With the very last play of the second half, 2020’s Man of Steel, Paul McShane made a break and then gave a one-handed pass to Jordan Turner who scored in the corner. The conversion was kicked and the scores were tied 32 v 32. The comeback was complete. And yet it wasn’t.
In a cup competition, a draw isn’t the end of the match. One team has to go through to the next round. The result had to be decided by what’s called ‘Golden Point’. The two teams have to play on until one of them scores another point. A try, a penalty kick or a drop-goal all count. It doesn’t matter what gets you that point, you just need to be the team that scores it. As extra-time began, both teams started even once again.
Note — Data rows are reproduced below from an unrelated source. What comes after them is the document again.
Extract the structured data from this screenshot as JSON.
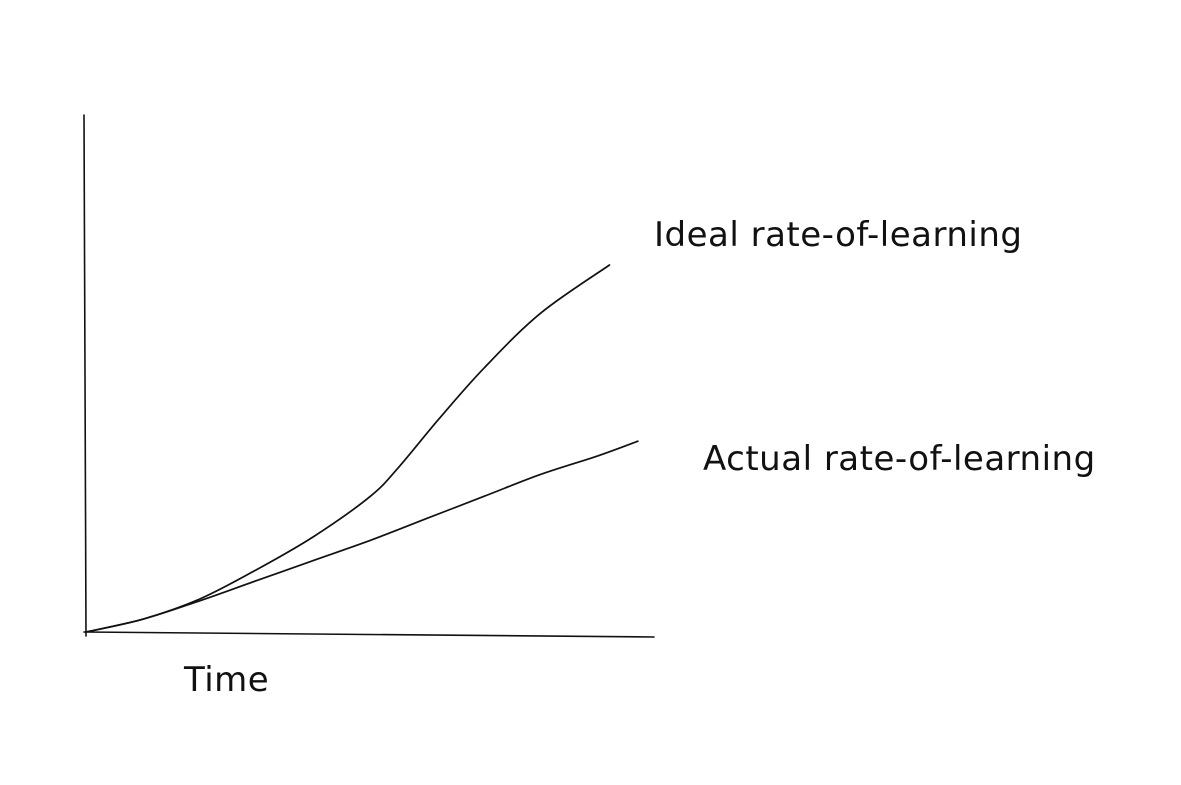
{
  "chart_data": {
    "type": "line",
    "title": "",
    "xlabel": "Time",
    "ylabel": "",
    "grid": false,
    "legend": "none",
    "xlim": [
      0,
      100
    ],
    "ylim": [
      0,
      100
    ],
    "series": [
      {
        "name": "Ideal rate-of-learning",
        "x": [
          0,
          10,
          20,
          30,
          40,
          50,
          55,
          62,
          70,
          80,
          92
        ],
        "y": [
          0,
          3.5,
          9,
          17,
          26,
          37,
          45,
          58,
          72,
          87,
          100
        ]
      },
      {
        "name": "Actual rate-of-learning",
        "x": [
          0,
          10,
          20,
          30,
          40,
          50,
          60,
          70,
          80,
          90,
          97
        ],
        "y": [
          0,
          3.5,
          8.5,
          14,
          19.5,
          25,
          31,
          37,
          43,
          48,
          52
        ]
      }
    ],
    "colors": {
      "axis": "#111111",
      "line": "#111111"
    }
  }
}
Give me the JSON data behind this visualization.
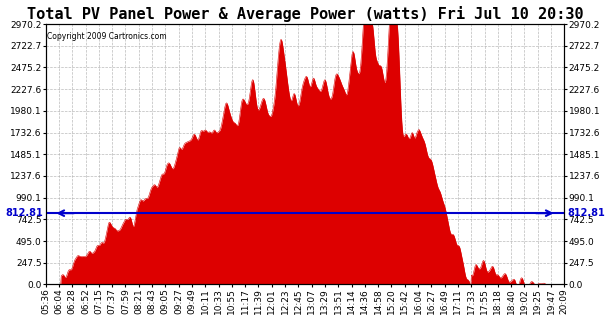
{
  "title": "Total PV Panel Power & Average Power (watts) Fri Jul 10 20:30",
  "copyright": "Copyright 2009 Cartronics.com",
  "avg_power": 812.81,
  "y_max": 2970.2,
  "y_min": 0.0,
  "y_ticks": [
    0.0,
    247.5,
    495.0,
    742.5,
    990.1,
    1237.6,
    1485.1,
    1732.6,
    1980.1,
    2227.6,
    2475.2,
    2722.7,
    2970.2
  ],
  "fill_color": "#dd0000",
  "line_color": "#0000cc",
  "bg_color": "#ffffff",
  "grid_color": "#aaaaaa",
  "x_labels": [
    "05:36",
    "06:04",
    "06:28",
    "06:52",
    "07:15",
    "07:37",
    "07:59",
    "08:21",
    "08:43",
    "09:05",
    "09:27",
    "09:49",
    "10:11",
    "10:33",
    "10:55",
    "11:17",
    "11:39",
    "12:01",
    "12:23",
    "12:45",
    "13:07",
    "13:29",
    "13:51",
    "14:14",
    "14:36",
    "14:58",
    "15:20",
    "15:42",
    "16:04",
    "16:27",
    "16:49",
    "17:11",
    "17:33",
    "17:55",
    "18:18",
    "18:40",
    "19:02",
    "19:25",
    "19:47",
    "20:09"
  ],
  "title_fontsize": 11,
  "tick_fontsize": 6.5,
  "avg_label": "812.81"
}
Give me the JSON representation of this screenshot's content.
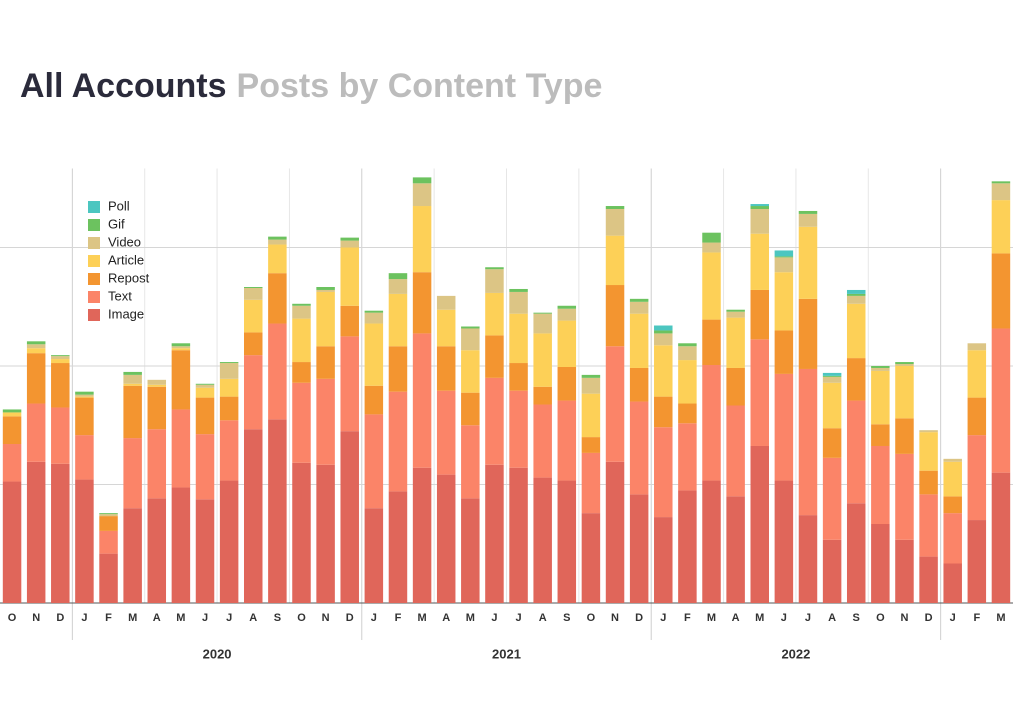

Both had already played a full match.
The easiest way to score a point is through a drop-goal, as you don’t have to get the ball over the line, or wait for a kickable penalty. You only need to get close enough for a player to drop-kick the ball over the posts. In Golden Point periods, most teams aim to score a drop-goal. Both teams were to follow this approach. Normally when it gets to Golden Point, there’s a winner within a few minutes. Sometimes it only take a minute. It’s designed to be a short, high-pressure, winner-takes all ending to a game. Usually it is.
Having already played for 80 minutes, the teams had to force themselves through tackle after tackle to get into range to kick a drop-goal. After another 20 exhausting minutes there had been 11 attempts at a drop-goal. And every single one of them had missed. The pressure was immense. The fatigue was just as great. 100 minute games are unheard of. Then at last, Gareth O’Brien managed to score the elusive drop-goal needed to score a Golden Point. Castleford Tigers had completed the comeback, by 33 points to 32.
After the match, the Castleford coach Daryl Powell said in an understated manner “I’m pleased we had the character to find a way back into the game.” There was character in abundance. This comeback is a lesson in resilience. However far behind you are, keep trying. Whatever the scoreboard says, don’t give up until time’s up. However many times you fail, try again. There’s always one last play, one last chance to win your competition.